The health-check provided has a few blindspots when updating resources which were Ready in the past, but then move to a Degraded state.
Here's a sample set of resource conditions which incorrectly returned Healthy. This is because the logic provided shortcuts and returns healthy as soon type: Ready and Status: True.

Example 1 - AWS Nodegroup

  conditions:
    - lastTransitionTime: '2024-10-10T19:44:11Z'
      reason: Available
      status: 'True'
      type: Ready
    - lastTransitionTime: '2024-11-15T14:17:38Z'
      message: >-
        update failed: async update failed: refuse to update the external
        resource because the following update requires replacing it: cannot
        change the value of the argument "capacity_type" from "SPOT" to
        "ON_DEMAND"
      reason: ReconcileError
      status: 'False'
      type: Synced
    - lastTransitionTime: '2024-11-15T14:17:38Z'
      message: >-
        async update failed: refuse to update the external resource because the
        following update requires replacing it: cannot change the value of the
        argument "capacity_type" from "SPOT" to "ON_DEMAND"
      reason: AsyncUpdateFailure
      status: 'False'
      type: LastAsyncOperation

Example 2 - EC2 LaunchTemplate

  conditions:
    - lastTransitionTime: '2024-10-10T16:12:09Z'
      reason: Available
      status: 'True'
      type: Ready
    - lastTransitionTime: '2024-11-18T19:52:41Z'
      message: >-
        cannot patch the managed resource via server-side apply: failed to
        create typed patch object (/; ec2.aws.upbound.io/v1beta1,
        Kind=LaunchTemplate): .spec.forProvider.vpcSecurityGroupIds: element 0:
        associative list without keys has an element that's an explicit null
      reason: ReconcileError
      status: 'False'
      type: Synced
    - lastTransitionTime: '2024-10-10T16:12:07Z'
      reason: Success
      status: 'True'
      type: LastAsyncOperation

To address this, I would recommend not shortcutting, and process each status in chronological order. below is what I've come up with so far. Also, I find that marking resources as Degraded when they are waiting for input from other resources seems incorrect. As such, I have softened the status when
condition.type == "Synced" and condition.status == "False" to include a check on the message "cannot resolve references" (though this may fail if the messages changes in the future...but then it would revert back to the Degraded .

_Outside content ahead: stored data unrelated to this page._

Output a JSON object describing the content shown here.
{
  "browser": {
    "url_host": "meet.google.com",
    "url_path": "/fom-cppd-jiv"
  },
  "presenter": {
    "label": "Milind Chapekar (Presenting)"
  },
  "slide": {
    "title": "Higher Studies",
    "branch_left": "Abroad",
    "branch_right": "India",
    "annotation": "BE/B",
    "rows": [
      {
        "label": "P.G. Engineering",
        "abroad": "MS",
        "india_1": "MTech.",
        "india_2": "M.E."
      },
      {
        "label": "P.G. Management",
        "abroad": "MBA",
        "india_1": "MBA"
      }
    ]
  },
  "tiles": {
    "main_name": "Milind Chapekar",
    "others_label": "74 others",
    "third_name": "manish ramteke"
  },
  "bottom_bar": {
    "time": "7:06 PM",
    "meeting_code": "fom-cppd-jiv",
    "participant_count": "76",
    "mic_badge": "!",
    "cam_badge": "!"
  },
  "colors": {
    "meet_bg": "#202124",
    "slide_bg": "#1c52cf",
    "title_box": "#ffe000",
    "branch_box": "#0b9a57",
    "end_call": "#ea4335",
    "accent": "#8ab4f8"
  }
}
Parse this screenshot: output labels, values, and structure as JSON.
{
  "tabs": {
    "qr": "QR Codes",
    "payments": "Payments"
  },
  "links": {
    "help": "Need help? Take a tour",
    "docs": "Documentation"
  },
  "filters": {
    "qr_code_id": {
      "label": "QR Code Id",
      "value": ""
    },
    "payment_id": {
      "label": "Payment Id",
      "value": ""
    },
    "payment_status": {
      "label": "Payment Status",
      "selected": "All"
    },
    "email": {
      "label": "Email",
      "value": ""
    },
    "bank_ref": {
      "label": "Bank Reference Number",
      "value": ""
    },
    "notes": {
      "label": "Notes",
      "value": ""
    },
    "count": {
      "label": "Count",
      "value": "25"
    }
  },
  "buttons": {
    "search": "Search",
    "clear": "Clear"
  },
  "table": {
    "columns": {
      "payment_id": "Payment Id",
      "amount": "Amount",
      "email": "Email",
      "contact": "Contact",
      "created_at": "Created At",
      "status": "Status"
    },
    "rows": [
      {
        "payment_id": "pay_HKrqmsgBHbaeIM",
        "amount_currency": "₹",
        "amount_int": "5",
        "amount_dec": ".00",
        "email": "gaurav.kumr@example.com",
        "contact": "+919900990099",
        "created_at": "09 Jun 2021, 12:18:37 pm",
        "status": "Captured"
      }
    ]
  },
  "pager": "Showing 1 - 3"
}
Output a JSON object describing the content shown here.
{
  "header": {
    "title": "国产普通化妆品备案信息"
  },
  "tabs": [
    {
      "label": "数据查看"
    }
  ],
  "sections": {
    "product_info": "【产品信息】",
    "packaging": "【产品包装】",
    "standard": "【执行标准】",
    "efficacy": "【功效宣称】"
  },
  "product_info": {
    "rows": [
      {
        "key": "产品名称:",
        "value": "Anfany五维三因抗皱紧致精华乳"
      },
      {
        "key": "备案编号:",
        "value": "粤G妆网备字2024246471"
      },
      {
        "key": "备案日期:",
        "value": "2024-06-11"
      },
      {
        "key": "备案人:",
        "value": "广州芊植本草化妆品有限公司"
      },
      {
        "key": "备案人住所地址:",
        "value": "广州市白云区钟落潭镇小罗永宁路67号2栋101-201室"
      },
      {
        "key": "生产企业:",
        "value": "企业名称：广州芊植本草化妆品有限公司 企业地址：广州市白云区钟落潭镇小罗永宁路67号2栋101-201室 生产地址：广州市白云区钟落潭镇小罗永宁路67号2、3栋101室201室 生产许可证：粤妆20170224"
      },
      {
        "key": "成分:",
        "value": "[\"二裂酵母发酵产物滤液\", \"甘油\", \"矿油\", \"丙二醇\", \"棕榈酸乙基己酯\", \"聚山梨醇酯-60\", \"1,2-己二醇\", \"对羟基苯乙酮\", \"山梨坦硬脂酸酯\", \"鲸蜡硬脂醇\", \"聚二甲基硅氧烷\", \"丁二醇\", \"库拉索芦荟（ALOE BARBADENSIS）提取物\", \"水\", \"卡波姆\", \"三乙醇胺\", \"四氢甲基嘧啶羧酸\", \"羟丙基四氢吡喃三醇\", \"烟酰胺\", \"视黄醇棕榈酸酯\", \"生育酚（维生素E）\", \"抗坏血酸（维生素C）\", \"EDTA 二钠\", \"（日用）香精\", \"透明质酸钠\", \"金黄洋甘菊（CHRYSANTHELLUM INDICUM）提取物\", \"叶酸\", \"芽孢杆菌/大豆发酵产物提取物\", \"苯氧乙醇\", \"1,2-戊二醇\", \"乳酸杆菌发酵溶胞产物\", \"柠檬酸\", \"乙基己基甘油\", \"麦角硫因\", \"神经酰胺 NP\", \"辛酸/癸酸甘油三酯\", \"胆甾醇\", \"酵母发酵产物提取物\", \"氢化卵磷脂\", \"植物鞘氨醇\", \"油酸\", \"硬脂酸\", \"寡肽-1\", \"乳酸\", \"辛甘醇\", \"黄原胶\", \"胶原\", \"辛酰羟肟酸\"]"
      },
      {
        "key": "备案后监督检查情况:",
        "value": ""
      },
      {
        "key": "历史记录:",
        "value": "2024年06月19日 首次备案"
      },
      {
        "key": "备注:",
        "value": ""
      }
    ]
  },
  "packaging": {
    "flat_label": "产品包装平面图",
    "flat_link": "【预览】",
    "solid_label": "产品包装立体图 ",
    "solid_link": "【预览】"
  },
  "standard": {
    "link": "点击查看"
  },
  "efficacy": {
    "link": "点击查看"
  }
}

Example 3 - Softening Degraded State

status:
  atProvider: {}
  conditions:
    - lastTransitionTime: '2024-11-26T17:39:54Z'
      message: >-
        cannot resolve references: mg.Spec.ForProvider.FileSystemID: referenced
        field was empty (referenced resource may not yet be ready)
      reason: ReconcileError
      status: 'False'
      type: Synced

Lastly, the health-check does not provide user feedback when a resource is paused. such as:

  Type:                  Synced
  Status:                False
  Reason:                ReconcilePaused

I believe we should return the status of Suspended as per Argo documentation
Suspended - the resource is suspended and waiting for some external event to resume (e.g. suspended CronJob or paused Deployment)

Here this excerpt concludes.